First Mover: Kyle Laughlin

Disney interactive executive wants to get kids their video fix

Age 33
Title Vp, Disney Interactive LabsNew product Disney video site

As head of Disney Interactive Labs, your first big initiative was a video site that launched in May. What’s special about the site? 
Our goal was to experiment around a couple areas: personalization and curation. Our audience is broad; we reach kids, tweens, adults and enthusiasts. There’s so much content on Disney today; there’s an opportunity to curate that in a family-friendly, safe way. We announced a partnership with YouTube to make Disney an everyday entertainment destination. That’s acknowledging the overall trend toward participation.

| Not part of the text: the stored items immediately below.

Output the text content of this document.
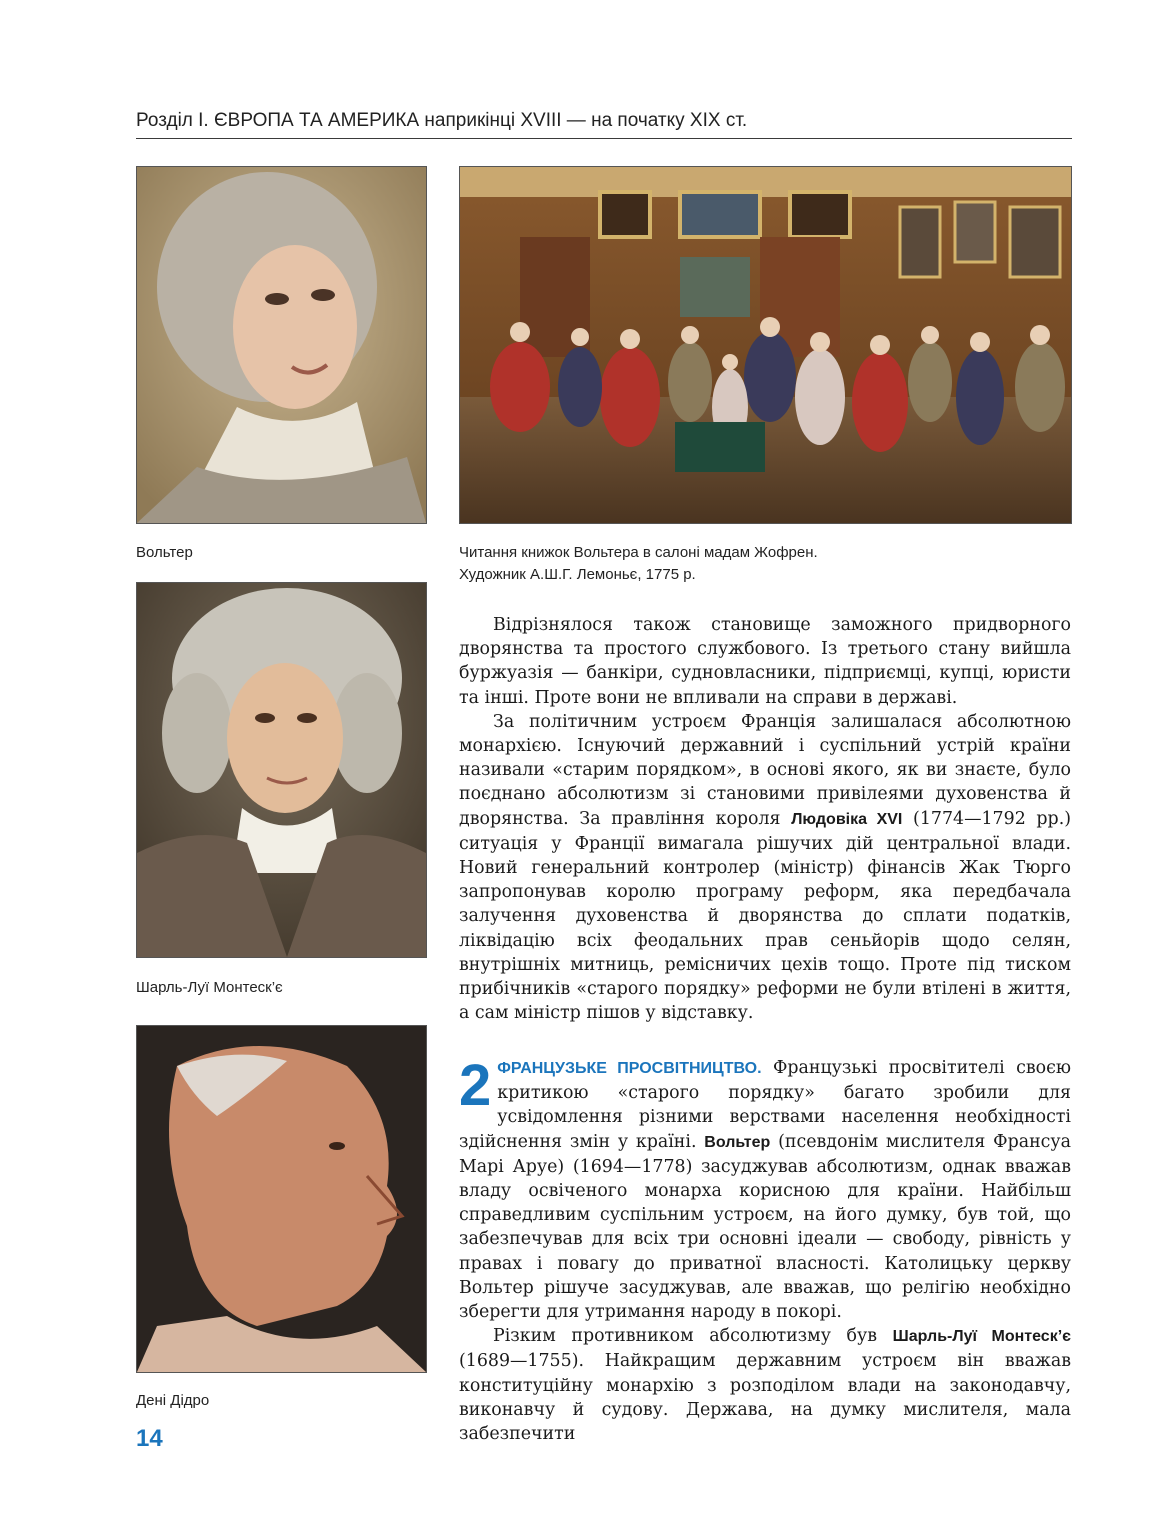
Розділ І. ЄВРОПА ТА АМЕРИКА наприкінці XVIII — на початку XIX ст.
Вольтер	Читання книжок Вольтера в салоні мадам Жофрен.
Художник А.Ш.Г. Лемоньє, 1775 р.
Шарль-Луї Монтеск’є
Дені Дідро

Відрізнялося також становище заможного придворного дворянства та простого службового. Із третього стану вийшла буржуазія — банкіри, судновласники, підприємці, купці, юристи та інші. Проте вони не впливали на справи в державі.

За політичним устроєм Франція залишалася абсолютною монархією. Існуючий державний і суспільний устрій країни називали «старим порядком», в основі якого, як ви знаєте, було поєднано абсолютизм зі становими привілеями духовенства й дворянства. За правління короля Людовіка XVI (1774—1792 рр.) ситуація у Франції вимагала рішучих дій центральної влади. Новий генеральний контролер (міністр) фінансів Жак Тюрго запропонував королю програму реформ, яка передбачала залучення духовенства й дворянства до сплати податків, ліквідацію всіх феодальних прав сеньйорів щодо селян, внутрішніх митниць, ремісничих цехів тощо. Проте під тиском прибічників «старого порядку» реформи не були втілені в життя, а сам міністр пішов у відставку.

2 ФРАНЦУЗЬКЕ ПРОСВІТНИЦТВО. Французькі просвітителі своєю критикою «старого порядку» багато зробили для усвідомлення різними верствами населення необхідності здійснення змін у країні. Вольтер (псевдонім мислителя Франсуа Марі Аруе) (1694—1778) засуджував абсолютизм, однак вважав владу освіченого монарха корисною для країни. Найбільш справедливим суспільним устроєм, на його думку, був той, що забезпечував для всіх три основні ідеали — свободу, рівність у правах і повагу до приватної власності. Католицьку церкву Вольтер рішуче засуджував, але вважав, що релігію необхідно зберегти для утримання народу в покорі.

Різким противником абсолютизму був Шарль-Луї Монтеск’є (1689—1755). Найкращим державним устроєм він вважав конституційну монархію з розподілом влади на законодавчу, виконавчу й судову. Держава, на думку мислителя, мала забезпечити

14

What age group or groups did you have in mind for the site? I can see how it’s parent approved, but will older kids want to go to a site that their little brother and sister are also watching?
That’s something we’re very focused on. You’ll begin to see us personalize the site, in two ways. The first is implicit. The end of every video recommends people to the next video based on what we believe editorially makes sense. The second way is explicit, through a user name and password that a person enters. We’ve heard a lot of feedback that kids and tweens don’t want to be talked down to. That’s why you don’t see a kids version of sites. And for audiences over 13, Facebook fans will be able to use that information to personalize the experience.

What protections are you going to have in place to protect kids?
We expect to work with Coppa to make sure anyone under 13 is protected from advertising or [use of] any information that could identify them. There isn’t anything we can do to ensure people can’t lie about their age, but we’re working on that. Our goal is that if a user is honest about their age, we can tailor all experiences to the audience. That would be the holy grail—to have an age-appropriate experience for our guests.

What have you learned about audience and consumption trends that fed back into the design of the site?
We’ve seen consumption on tablets grow significantly, and 12 percent of tweens already own their own tablet. We’re seeing that consumption is twice what it is on smartphones and twice what it is on the desktop. It’s really becoming the primary screen for this age group. I think one of the most terrifying pieces of data is that by 2014, mobile usage will outstrip desktops. We’ve taken a mobile-first approach, so video is the best possible on those screens. We wanted to make sure we were creating an experience that was consistent with those platforms.

Before Disney, you headed up sports and games for Yahoo. It sounds like you’ve led a charmed life.
I get a lot of jokes about the perks changing from having access to the Super Bowl to going to Disneyland for free. I’ve used my silver pass a few times to take some nieces. I got to tell you, I don’t know how parents do it. I got a long way to go to have the patience to navigate the challenge of a whole day at the park.

As much as kids today know about technology, do you ever learn anything from them?
I like to think I’m on the cutting edge, but that’s not to say guests don’t surprise you. I’ll give you one example, and [our PR person] is going to cringe, but we’ve been developing some new user experiences where guests are able to interact with objects within the site. We’re looking at making the experience more engaging for kids who can’t type by letting them drag an object into the search bar. During testing, a kid was saying, “This is great—you can throw Buzz Lightyear into the trash!”